Boys, Skeeter learned, stole from one another anyway, sometimes starting blood feuds that Yesukai either ended cruelly or—on occasion—allowed to end in their own fashion, if he thought the wiser course would be to drive home a harsh lesson. Hardship Skeeter could endure. Fights with boys twice his age (although often half his size), nursing broken bones that healed slowly through the bitter, dust-filled storms every winter, learning to ride like the other boys his age, first on the backs of sheep they were set to guard, then later on yaks and even horses, these Skeeter could endure. He even learned to pay back those boys who stole from him, stealing whatever his enemies treasured most and planting the items adroitly amongst the belongings of his victim's most bitter enemies.
If Yesukai guessed at his little bogda's game, he never spoke of it and Skeeter was never reprimanded. He desperately missed nearly everything about the uptime home he'd lost. He missed television, radio, portable CD players, roller blades, skate boards, bicycles, video games—home versions and arcade games—movies, popcorn, chocolate, colas, ice cream, and pepperoni pizza.

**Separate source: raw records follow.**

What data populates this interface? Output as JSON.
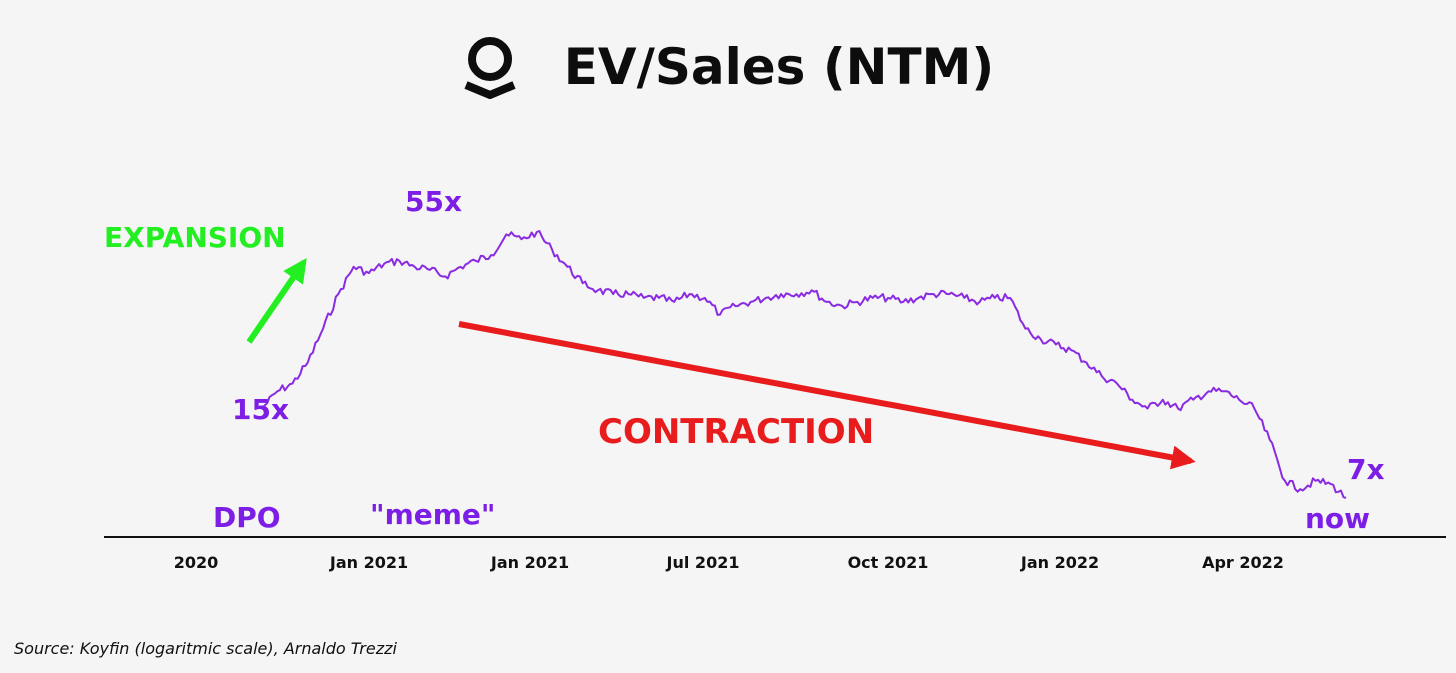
{
  "header": {
    "title": "EV/Sales (NTM)",
    "logo_icon": "palantir-logo-icon"
  },
  "source": "Source: Koyfin (logaritmic scale), Arnaldo Trezzi",
  "colors": {
    "line": "#8a2be2",
    "annotation_purple": "#7d1ee6",
    "expansion": "#22ee22",
    "contraction": "#e81c1c",
    "axis": "#111111",
    "background": "#f5f5f5"
  },
  "annotations": {
    "expansion": "EXPANSION",
    "contraction": "CONTRACTION",
    "peak": "55x",
    "start": "15x",
    "end": "7x",
    "dpo": "DPO",
    "meme": "\"meme\"",
    "now": "now"
  },
  "chart_data": {
    "type": "line",
    "title": "EV/Sales (NTM)",
    "xlabel": "",
    "ylabel": "",
    "y_scale": "log",
    "grid": false,
    "legend": "none",
    "x_tick_labels": [
      "2020",
      "Jan 2021",
      "Jan 2021",
      "Jul 2021",
      "Oct 2021",
      "Jan 2022",
      "Apr 2022"
    ],
    "series": [
      {
        "values": [
          14,
          16,
          17,
          20,
          26,
          34,
          42,
          40,
          43,
          44,
          42,
          41,
          39,
          42,
          44,
          46,
          54,
          52,
          55,
          48,
          42,
          37,
          35,
          34,
          34,
          33,
          33,
          32,
          34,
          33,
          29,
          31,
          32,
          33,
          34,
          34,
          35,
          32,
          31,
          32,
          33,
          33,
          32,
          33,
          34,
          34,
          33,
          32,
          33,
          33,
          26,
          24,
          23,
          22,
          20,
          18,
          17,
          15,
          14,
          15,
          14,
          15,
          16,
          16,
          15,
          14,
          11,
          8,
          7.5,
          8,
          7.8,
          7
        ]
      }
    ],
    "data_labels": [
      "15x",
      "55x",
      "7x"
    ]
  }
}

But he did not miss his parents.
To be accepted into the Yakka clan, with its banner of nine white yak tails, as though he actually were important to someone, was enough, more than enough, to make up for a father who had abdicated all pretense of caring about his family. Not even the mother who—after her son had been missing for five years only God knew where, more than likely dead, the son who had been rescued by a time scout who'd given his life rescuing Skeeter—had welcomed him home with a cursory peck on the cheek, obligatory for the multiple media cameras. She had then, in her chilly, methodical way, calmly set about making lists of the school classes he'd need to make up, the medical appointments he'd need, and the new wardrobe that would have to be obtained, all without once saying, "Honey, I missed you," or even, "How did you ever survive your adventure?" never mind, "Skeeter, I love you with all my heart and I'm so glad you're home I could cry."